A este respecto, el trabajo destaca que resulta interesante comprobar cómo estos problemas sexuales preocupan a los españoles en igual medida que otras enfermedades comunes como la diabetes, el colesterol o la hipertensión. Así, un 14 por ciento señala que le preocupan mucho más que otras patologías. En este sentido, los hombres son los que muestran mayor preocupación, mientras que las personas mayores de 65 años las que menos.
Interés por mejorar
Pero no todo está perdido. Ya que, a pesar de la alta incidencia de problemas, lo cierto es que el 82 por ciento de los encuestados se muestra muy interesado en mejorar sus relaciones sexuales. Así, son las mujeres las que están más interesadas en su mejora (52 por ciento frente al 50 por ciento de los varones). Pero a pesar de este mayor interés observado en el colectivo femenino, lo cierto es que son los hombres quienes mayor importancia otorgan a las relaciones sexuales. Un 56 por ciento las considera prioritarias frente al 50 por ciento de las mujeres.
En lo que respecta al interés por mejorar la actividad sexual, son los canarios, gallegos y valencianos (60, 57 y 57 por ciento) quienes más proclives se muestran, situándose en el extremo contrario riojanos (29 por ciento), navarros (37 por ciento), y asturianos (39 por ciento). Sin embargo, a pesar de querer mejorar la situación, a la hora de buscar soluciones también cometemos errores. Así, por ejemplo, los hombres están de acuerdo en que no buscan atención sanitaria hasta que no se encuentran con un problema grave de salud.

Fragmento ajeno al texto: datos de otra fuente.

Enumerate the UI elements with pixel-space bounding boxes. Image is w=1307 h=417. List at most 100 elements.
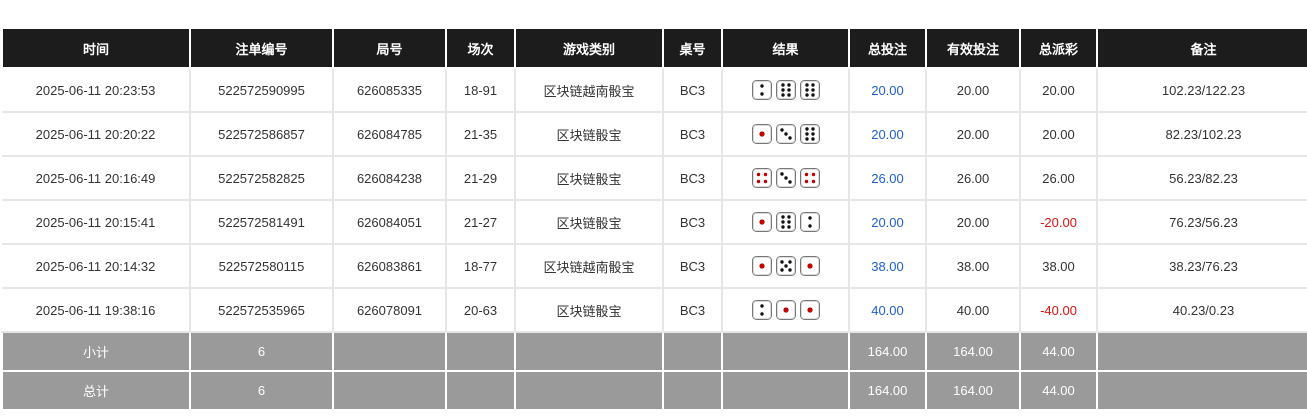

A pesar de ello, en términos generales consideran que la ayuda del profesional sanitario es de vital importancia para tratar la disfunción eréctil, y que los problemas de esta índole pueden ser superados en la actualidad. Además, saben que acabar con los problemas de disfunción eréctil permite recuperar la autoconfianza personal y de pareja, que la búsqueda de soluciones para tratar este problema es responsabilidad de ambos, y que los tratamientos de la disfunción eréctil permiten recuperar la salud sexual de la pareja.
¿Y a quién acuden? Las fuentes sanitarias preferidas para recibir información sobre disfunción sexual son el médico de atención primaria, el urólogo y el farmacéutico (45, 43 Y 10 por ciento respectivamente). No obstante, todavía hay un 25 por ciento de población que sitúa a Internet entres sus fuentes de información.
Medicamentos "falsos"

Y a la hora de tomar medidas para resolver alguno de estos problemas, la encuesta revela que los españoles no se muestran partidarios de conseguir medicamentos para el tratamiento de la disfunción eréctil fuera de los canales establecidos ni medicamentos sin marca.
A este respecto, Francisco J. García Pascual, director de Comunicación y Responsabilidad Social Corporativa de Pfizer, señala que "el paciente cada vez es más exigente, está más informado y conoce la calidad e innovación que hay detrás de los medicamentos de marca".
"La venta de medicamentos por Internet está prohibida en España, por lo que en su mayoría se trataría de productos fraudulentos. Nos encontramos ante un grave problema de salud pública porque estas falsificaciones pueden tener mayor o menor cantidad de principio activo, contener impurezas o causar interacciones inesperadas con otra medicación. En el mejor de los casos, su efecto será nulo", explica Jesús Gómez, vicepresidente de la Sociedad Española de Farmacia comunitaria (SEFAC).
Asimismo, añade que "es imprescindible que los medicamentos se dispensen en la farmacia, ya sean de indicación farmacéutica o medicamentos que necesiten prescripción médica. La oficina de farmacia es la garantía de que los medicamentos han sido fabricados conforme a los rigurosos estándares de calidad de los laboratorios".